How Often Should You Change Your Password?
jhigh writes "Bruce Schneier asks the question, how often should you change your password? 'The primary reason to give an authentication credential — not just a password, but any authentication credential — an expiration date is to limit the amount of time a lost, stolen, or forged credential can be used by someone else. If a membership card expires after a year, then if someone steals that card he can at most get a year's worth of benefit out of it. After that, it's useless.' Another reason could be to limit the amount of time an attacker has to crack the password, but Bruce's analysis seems on target."
Bruce makes that same point in the full article, it just wasn't mentioned in the summary. ...yeah yeah, nobody RTFAs :(
The browser can be hacked; most of them have been at one time or another. Any data stored in the browser can potentially be retrieved by a third party. Personally, I consider memorizing a few passwords and their variants to be effort well-invested,
That's one way it can happen.
Caveat Utilitor
If my goal is to use your GMail account for spam then yes, I will change the password. If my goal is to monitor your emails I most certainly will not change the password, and will just log in every day to read your correspondence.
That's an excellent point. Unfortunately, even a regular change-of-password routine means that the malicious party gets a month, or three months, or six months, or what-have-you length of time following your account.
This is why I am annoyed that so few systems implement the simple precaution of displaying the last date, time, and location from which I (putatively) logged in.

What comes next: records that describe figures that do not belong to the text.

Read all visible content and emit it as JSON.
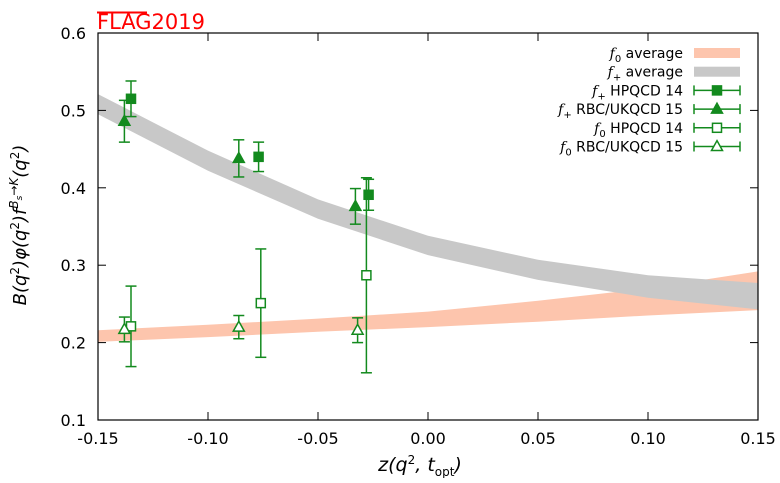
{
  "watermark": {
    "prefix": "FLAG",
    "year": "2019",
    "color": "#ff0000"
  },
  "chart_data": {
    "type": "scatter",
    "title": "",
    "xlabel": "z(q², t_opt)",
    "ylabel": "B(q²)φ(q²)f^{B_s→K}(q²)",
    "xlim": [
      -0.15,
      0.15
    ],
    "ylim": [
      0.1,
      0.6
    ],
    "xticks": [
      -0.15,
      -0.1,
      -0.05,
      0.0,
      0.05,
      0.1,
      0.15
    ],
    "xtick_labels": [
      "-0.15",
      "-0.10",
      "-0.05",
      "0.00",
      "0.05",
      "0.10",
      "0.15"
    ],
    "yticks": [
      0.1,
      0.2,
      0.3,
      0.4,
      0.5,
      0.6
    ],
    "ytick_labels": [
      "0.1",
      "0.2",
      "0.3",
      "0.4",
      "0.5",
      "0.6"
    ],
    "grid": false,
    "legend_position": "top-right",
    "bands": [
      {
        "name": "f0 average",
        "legend_main": "f",
        "legend_sub": "0",
        "legend_rest": " average",
        "color": "#fdc5ad",
        "x": [
          -0.15,
          -0.1,
          -0.05,
          0.0,
          0.05,
          0.1,
          0.15
        ],
        "lower": [
          0.201,
          0.207,
          0.214,
          0.22,
          0.227,
          0.235,
          0.242
        ],
        "upper": [
          0.216,
          0.223,
          0.231,
          0.24,
          0.254,
          0.27,
          0.292
        ]
      },
      {
        "name": "f+ average",
        "legend_main": "f",
        "legend_sub": "+",
        "legend_rest": " average",
        "color": "#c8c8c8",
        "x": [
          -0.15,
          -0.1,
          -0.05,
          0.0,
          0.05,
          0.1,
          0.15
        ],
        "lower": [
          0.495,
          0.422,
          0.36,
          0.313,
          0.281,
          0.258,
          0.243
        ],
        "upper": [
          0.521,
          0.448,
          0.385,
          0.338,
          0.307,
          0.287,
          0.277
        ]
      }
    ],
    "series": [
      {
        "name": "f+ HPQCD 14",
        "legend_main": "f",
        "legend_sub": "+",
        "legend_rest": " HPQCD 14",
        "marker": "square",
        "filled": true,
        "color": "#138a1e",
        "points": [
          {
            "x": -0.135,
            "y": 0.515,
            "err": 0.023
          },
          {
            "x": -0.077,
            "y": 0.44,
            "err": 0.019
          },
          {
            "x": -0.027,
            "y": 0.391,
            "err": 0.02
          }
        ]
      },
      {
        "name": "f+ RBC/UKQCD 15",
        "legend_main": "f",
        "legend_sub": "+",
        "legend_rest": " RBC/UKQCD 15",
        "marker": "triangle",
        "filled": true,
        "color": "#138a1e",
        "points": [
          {
            "x": -0.138,
            "y": 0.486,
            "err": 0.027
          },
          {
            "x": -0.086,
            "y": 0.438,
            "err": 0.024
          },
          {
            "x": -0.033,
            "y": 0.376,
            "err": 0.023
          }
        ]
      },
      {
        "name": "f0 HPQCD 14",
        "legend_main": "f",
        "legend_sub": "0",
        "legend_rest": " HPQCD 14",
        "marker": "square",
        "filled": false,
        "color": "#138a1e",
        "points": [
          {
            "x": -0.135,
            "y": 0.221,
            "err": 0.052
          },
          {
            "x": -0.076,
            "y": 0.251,
            "err": 0.07
          },
          {
            "x": -0.028,
            "y": 0.287,
            "err": 0.126
          }
        ]
      },
      {
        "name": "f0 RBC/UKQCD 15",
        "legend_main": "f",
        "legend_sub": "0",
        "legend_rest": " RBC/UKQCD 15",
        "marker": "triangle",
        "filled": false,
        "color": "#138a1e",
        "points": [
          {
            "x": -0.138,
            "y": 0.217,
            "err": 0.016
          },
          {
            "x": -0.086,
            "y": 0.22,
            "err": 0.015
          },
          {
            "x": -0.032,
            "y": 0.216,
            "err": 0.016
          }
        ]
      }
    ]
  }
}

At negligible cost, that information would allow me to detect a compromised account at next login, rather than remaining unknowingly insecure until my next password change.
Gmail displays this information in the footer of the page. However, you must be aware of this, and you have to know what it means, what your IP-address is, etc. I know this info exists, but I almost never look at it to be honest.

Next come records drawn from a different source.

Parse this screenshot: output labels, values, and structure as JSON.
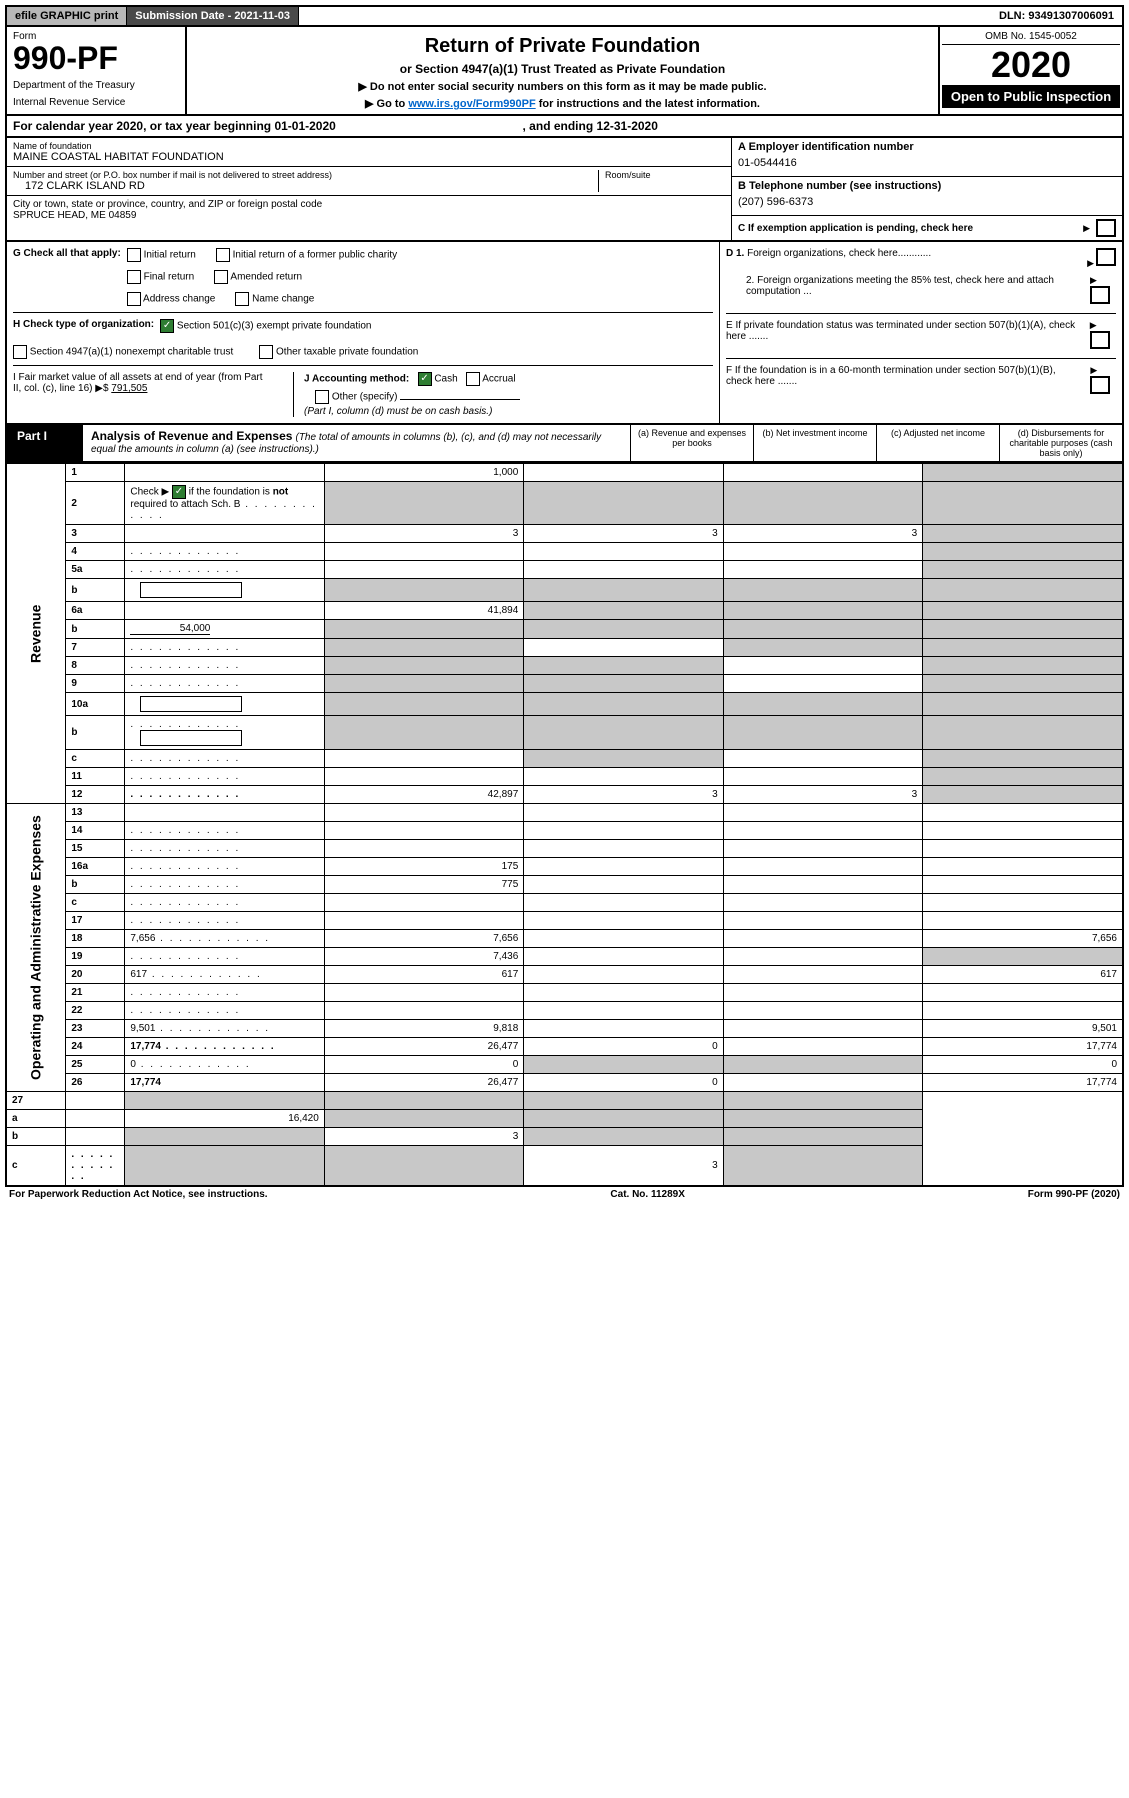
{
  "topbar": {
    "efile": "efile GRAPHIC print",
    "submission": "Submission Date - 2021-11-03",
    "dln": "DLN: 93491307006091"
  },
  "header": {
    "form_label": "Form",
    "form_number": "990-PF",
    "dept": "Department of the Treasury",
    "irs": "Internal Revenue Service",
    "title": "Return of Private Foundation",
    "subtitle1": "or Section 4947(a)(1) Trust Treated as Private Foundation",
    "subtitle2": "▶ Do not enter social security numbers on this form as it may be made public.",
    "subtitle3_pre": "▶ Go to ",
    "subtitle3_link": "www.irs.gov/Form990PF",
    "subtitle3_post": " for instructions and the latest information.",
    "omb": "OMB No. 1545-0052",
    "year": "2020",
    "open": "Open to Public Inspection"
  },
  "calyear": {
    "text_pre": "For calendar year 2020, or tax year beginning 01-01-2020",
    "text_post": ", and ending 12-31-2020"
  },
  "info": {
    "name_label": "Name of foundation",
    "name": "MAINE COASTAL HABITAT FOUNDATION",
    "addr_label": "Number and street (or P.O. box number if mail is not delivered to street address)",
    "addr": "172 CLARK ISLAND RD",
    "room_label": "Room/suite",
    "city_label": "City or town, state or province, country, and ZIP or foreign postal code",
    "city": "SPRUCE HEAD, ME  04859",
    "ein_label": "A Employer identification number",
    "ein": "01-0544416",
    "tel_label": "B Telephone number (see instructions)",
    "tel": "(207) 596-6373",
    "c_label": "C If exemption application is pending, check here"
  },
  "g": {
    "label": "G Check all that apply:",
    "opt1": "Initial return",
    "opt2": "Final return",
    "opt3": "Address change",
    "opt4": "Initial return of a former public charity",
    "opt5": "Amended return",
    "opt6": "Name change"
  },
  "h": {
    "label": "H Check type of organization:",
    "opt1": "Section 501(c)(3) exempt private foundation",
    "opt2": "Section 4947(a)(1) nonexempt charitable trust",
    "opt3": "Other taxable private foundation"
  },
  "i": {
    "label": "I Fair market value of all assets at end of year (from Part II, col. (c), line 16)",
    "val_pre": "▶$ ",
    "val": "791,505"
  },
  "j": {
    "label": "J Accounting method:",
    "cash": "Cash",
    "accrual": "Accrual",
    "other": "Other (specify)",
    "note": "(Part I, column (d) must be on cash basis.)"
  },
  "d": {
    "d1": "D 1. Foreign organizations, check here............",
    "d2": "2. Foreign organizations meeting the 85% test, check here and attach computation ..."
  },
  "e": {
    "label": "E  If private foundation status was terminated under section 507(b)(1)(A), check here ......."
  },
  "f": {
    "label": "F  If the foundation is in a 60-month termination under section 507(b)(1)(B), check here ......."
  },
  "part1": {
    "label": "Part I",
    "title": "Analysis of Revenue and Expenses",
    "sub": " (The total of amounts in columns (b), (c), and (d) may not necessarily equal the amounts in column (a) (see instructions).)",
    "col_a": "(a)   Revenue and expenses per books",
    "col_b": "(b)   Net investment income",
    "col_c": "(c)   Adjusted net income",
    "col_d": "(d)  Disbursements for charitable purposes (cash basis only)"
  },
  "side_rev": "Revenue",
  "side_exp": "Operating and Administrative Expenses",
  "rows_rev": [
    {
      "n": "1",
      "d": "",
      "a": "1,000",
      "b": "",
      "c": "",
      "greyD": true
    },
    {
      "n": "2",
      "d": "",
      "a": "",
      "b": "",
      "c": "",
      "greyA": true,
      "greyB": true,
      "greyC": true,
      "greyD": true,
      "bold_not": true,
      "dots": true
    },
    {
      "n": "3",
      "d": "",
      "a": "3",
      "b": "3",
      "c": "3",
      "greyD": true
    },
    {
      "n": "4",
      "d": "",
      "a": "",
      "b": "",
      "c": "",
      "greyD": true,
      "dots": true
    },
    {
      "n": "5a",
      "d": "",
      "a": "",
      "b": "",
      "c": "",
      "greyD": true,
      "dots": true
    },
    {
      "n": "b",
      "d": "",
      "a": "",
      "b": "",
      "c": "",
      "greyA": true,
      "greyB": true,
      "greyC": true,
      "greyD": true,
      "inlineBox": true
    },
    {
      "n": "6a",
      "d": "",
      "a": "41,894",
      "b": "",
      "c": "",
      "greyB": true,
      "greyC": true,
      "greyD": true
    },
    {
      "n": "b",
      "d": "",
      "inlineVal": "54,000",
      "a": "",
      "b": "",
      "c": "",
      "greyA": true,
      "greyB": true,
      "greyC": true,
      "greyD": true
    },
    {
      "n": "7",
      "d": "",
      "a": "",
      "b": "",
      "c": "",
      "greyA": true,
      "greyC": true,
      "greyD": true,
      "dots": true
    },
    {
      "n": "8",
      "d": "",
      "a": "",
      "b": "",
      "c": "",
      "greyA": true,
      "greyB": true,
      "greyD": true,
      "dots": true
    },
    {
      "n": "9",
      "d": "",
      "a": "",
      "b": "",
      "c": "",
      "greyA": true,
      "greyB": true,
      "greyD": true,
      "dots": true
    },
    {
      "n": "10a",
      "d": "",
      "a": "",
      "b": "",
      "c": "",
      "greyA": true,
      "greyB": true,
      "greyC": true,
      "greyD": true,
      "inlineBox": true
    },
    {
      "n": "b",
      "d": "",
      "a": "",
      "b": "",
      "c": "",
      "greyA": true,
      "greyB": true,
      "greyC": true,
      "greyD": true,
      "inlineBox": true,
      "dots": true
    },
    {
      "n": "c",
      "d": "",
      "a": "",
      "b": "",
      "c": "",
      "greyB": true,
      "greyD": true,
      "dots": true
    },
    {
      "n": "11",
      "d": "",
      "a": "",
      "b": "",
      "c": "",
      "greyD": true,
      "dots": true
    },
    {
      "n": "12",
      "d": "",
      "a": "42,897",
      "b": "3",
      "c": "3",
      "greyD": true,
      "bold": true,
      "dots": true
    }
  ],
  "rows_exp": [
    {
      "n": "13",
      "d": "",
      "a": "",
      "b": "",
      "c": ""
    },
    {
      "n": "14",
      "d": "",
      "a": "",
      "b": "",
      "c": "",
      "dots": true
    },
    {
      "n": "15",
      "d": "",
      "a": "",
      "b": "",
      "c": "",
      "dots": true
    },
    {
      "n": "16a",
      "d": "",
      "a": "175",
      "b": "",
      "c": "",
      "dots": true
    },
    {
      "n": "b",
      "d": "",
      "a": "775",
      "b": "",
      "c": "",
      "dots": true
    },
    {
      "n": "c",
      "d": "",
      "a": "",
      "b": "",
      "c": "",
      "dots": true
    },
    {
      "n": "17",
      "d": "",
      "a": "",
      "b": "",
      "c": "",
      "dots": true
    },
    {
      "n": "18",
      "d": "7,656",
      "a": "7,656",
      "b": "",
      "c": "",
      "dots": true
    },
    {
      "n": "19",
      "d": "",
      "a": "7,436",
      "b": "",
      "c": "",
      "greyD": true,
      "dots": true
    },
    {
      "n": "20",
      "d": "617",
      "a": "617",
      "b": "",
      "c": "",
      "dots": true
    },
    {
      "n": "21",
      "d": "",
      "a": "",
      "b": "",
      "c": "",
      "dots": true
    },
    {
      "n": "22",
      "d": "",
      "a": "",
      "b": "",
      "c": "",
      "dots": true
    },
    {
      "n": "23",
      "d": "9,501",
      "a": "9,818",
      "b": "",
      "c": "",
      "dots": true
    },
    {
      "n": "24",
      "d": "17,774",
      "a": "26,477",
      "b": "0",
      "c": "",
      "bold": true,
      "dots": true
    },
    {
      "n": "25",
      "d": "0",
      "a": "0",
      "b": "",
      "c": "",
      "greyB": true,
      "greyC": true,
      "dots": true
    },
    {
      "n": "26",
      "d": "17,774",
      "a": "26,477",
      "b": "0",
      "c": "",
      "bold": true
    }
  ],
  "rows_27": [
    {
      "n": "27",
      "d": "",
      "a": "",
      "b": "",
      "c": "",
      "greyA": true,
      "greyB": true,
      "greyC": true,
      "greyD": true
    },
    {
      "n": "a",
      "d": "",
      "a": "16,420",
      "b": "",
      "c": "",
      "greyB": true,
      "greyC": true,
      "greyD": true,
      "bold": true
    },
    {
      "n": "b",
      "d": "",
      "a": "",
      "b": "3",
      "c": "",
      "greyA": true,
      "greyC": true,
      "greyD": true,
      "bold": true
    },
    {
      "n": "c",
      "d": "",
      "a": "",
      "b": "",
      "c": "3",
      "greyA": true,
      "greyB": true,
      "greyD": true,
      "bold": true,
      "dots": true
    }
  ],
  "footer": {
    "left": "For Paperwork Reduction Act Notice, see instructions.",
    "mid": "Cat. No. 11289X",
    "right": "Form 990-PF (2020)"
  },
  "styling": {
    "bg": "#ffffff",
    "border": "#000000",
    "grey_cell": "#c8c8c8",
    "dark_bar": "#4a4a4a",
    "light_bar": "#b8b8b8",
    "link": "#0066cc",
    "check_green": "#2e7d32",
    "font_base_pt": 10,
    "font_title_pt": 20,
    "font_year_pt": 36,
    "font_formnum_pt": 32
  }
}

But TFA did - he mentions how after breaking up with someone you shared a computer with you should change all of your passwords. Almost like Bruce Schneier has had experience with that...
a very common attack is where the attacker gets hold of the hashed passwords one way or another.
A system shouldn't make this easily avaiolable. The password file really should be hard to get. Besides giving you the hashed passwords, it also gives you a list of valid user names. Having to guess both the user names and the passwords makes breaking into a system much harder.
Who would win this election: Andrew Weiner vs Andrew Weiner's weiner.